The following referenced article contains some revealing comments by Judge Jones of Dover school district fame. My comments are interspersed and identified.

'Judge in 'intelligent design' case reflects
Monday, May 22, 2006'

The Associated Press

"CARLISLE, Pa. -- A federal judge who outlawed the teaching of "intelligent design" in science class told graduates at Dickinson College that the nation's founders saw religion as the result of personal inquiry, not church doctrine.

U.S. District Judge John E. Jones gave the commencement address yesterday to 500 graduates at Dickinson College, his alma mater.

"The founders believed that true religion was not something handed down by a church or contained in a Bible, but was to be found through free, rational inquiry," said Judge Jones, who was thrust into the national spotlight by last year's court fight over the teaching of evolution in the Dover school district."

[Bradford]: There was a variety of views among the founding fathers as to what constituted "true religion." Acknowledging this is an essential step in avoiding the type of self-serving doctrinaire pronouncements that frequently accompany constitutional rulings about the "establishment clause." While the founding fathers clearly favored the freedom to choose one's own religious conviction, one man's view as to what is rational is another's view of the irrational and the founding fathers were aware of this.
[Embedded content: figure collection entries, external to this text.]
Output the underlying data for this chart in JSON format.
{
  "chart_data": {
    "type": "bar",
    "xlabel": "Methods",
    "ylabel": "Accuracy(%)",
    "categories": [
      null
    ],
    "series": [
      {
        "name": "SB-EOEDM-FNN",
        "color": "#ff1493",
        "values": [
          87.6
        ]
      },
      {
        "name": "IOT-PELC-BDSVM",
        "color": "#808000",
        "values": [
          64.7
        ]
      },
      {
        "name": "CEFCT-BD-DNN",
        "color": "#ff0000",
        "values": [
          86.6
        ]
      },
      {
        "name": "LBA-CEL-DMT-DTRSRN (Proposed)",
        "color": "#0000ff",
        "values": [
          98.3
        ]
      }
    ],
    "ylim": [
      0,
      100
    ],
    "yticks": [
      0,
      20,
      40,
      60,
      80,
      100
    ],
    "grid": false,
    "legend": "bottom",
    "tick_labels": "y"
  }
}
"The founding fathers -- from school namesake John Dickinson to Alexander Hamilton and Thomas Jefferson -- were products of the Enlightenment, Judge Jones said.

"They possessed a great confidence in an individual's ability to understand the world and its most fundamental laws through the exercise of his or her reason," he said.

"This core set of beliefs led the founders, who constantly engaged and questioned things, to secure their idea of religious freedom by barring any alliance between church and state."

[Bradford]: The concern among the founding fathers was that the government not favor one religious sect at the expense of others. The experience of Oliver Cromwell in England was influential. What Jones and his admirers have done is to take this to a level never conceived by the founding fathers. Inferring intelligent causality from nature has nothing to do with favoring any particular religion. The link between intelligence and God is a secondary inference and not one particularly favorable to Islam as opposed to Christianity or Judaism or Hinduism...

Following a six-week trial last year that explored concepts in biology, theology and paleontology, Judge Jones concluded that the Dover Board of Education had violated the separation between church and state.

Intelligent design holds that living organisms are so complex they must have been created by some kind of higher being.

[Bradford]: This has become a trite cliche favored by opponents of ID. Most IDers argue that intelligence better explains both the origin and diversity of both life and the universe it is found in than standard theories.

"In his ruling, Judge Jones called it "an old religious argument for the existence of God" and accused the school board of "breathtaking inanity" in trying to teach it."

[Bradford]: It can be used to argue for the existence of God just as evolution and abiogenesis have been used by prominent atheists since Darwin to argue that God does not exist. The comment is irrelevant.

The school board had argued that it hoped to expose students to alternatives to Charles Darwin's theory of evolution.

The case cost the district more than $1 million in legal fees -- and cost school board members, who were turned out in November's election, their seats.

Judge Jones credited his liberal arts education at Dickinson, more than his law school years, for preparing him for what he called his "Dover moment."

"It was my liberal arts education ... that provided me with the best ability to handle the rather monumental task of deciding the Dover case," he said.

[Bradford]: I note he did not credit his scientific expertise.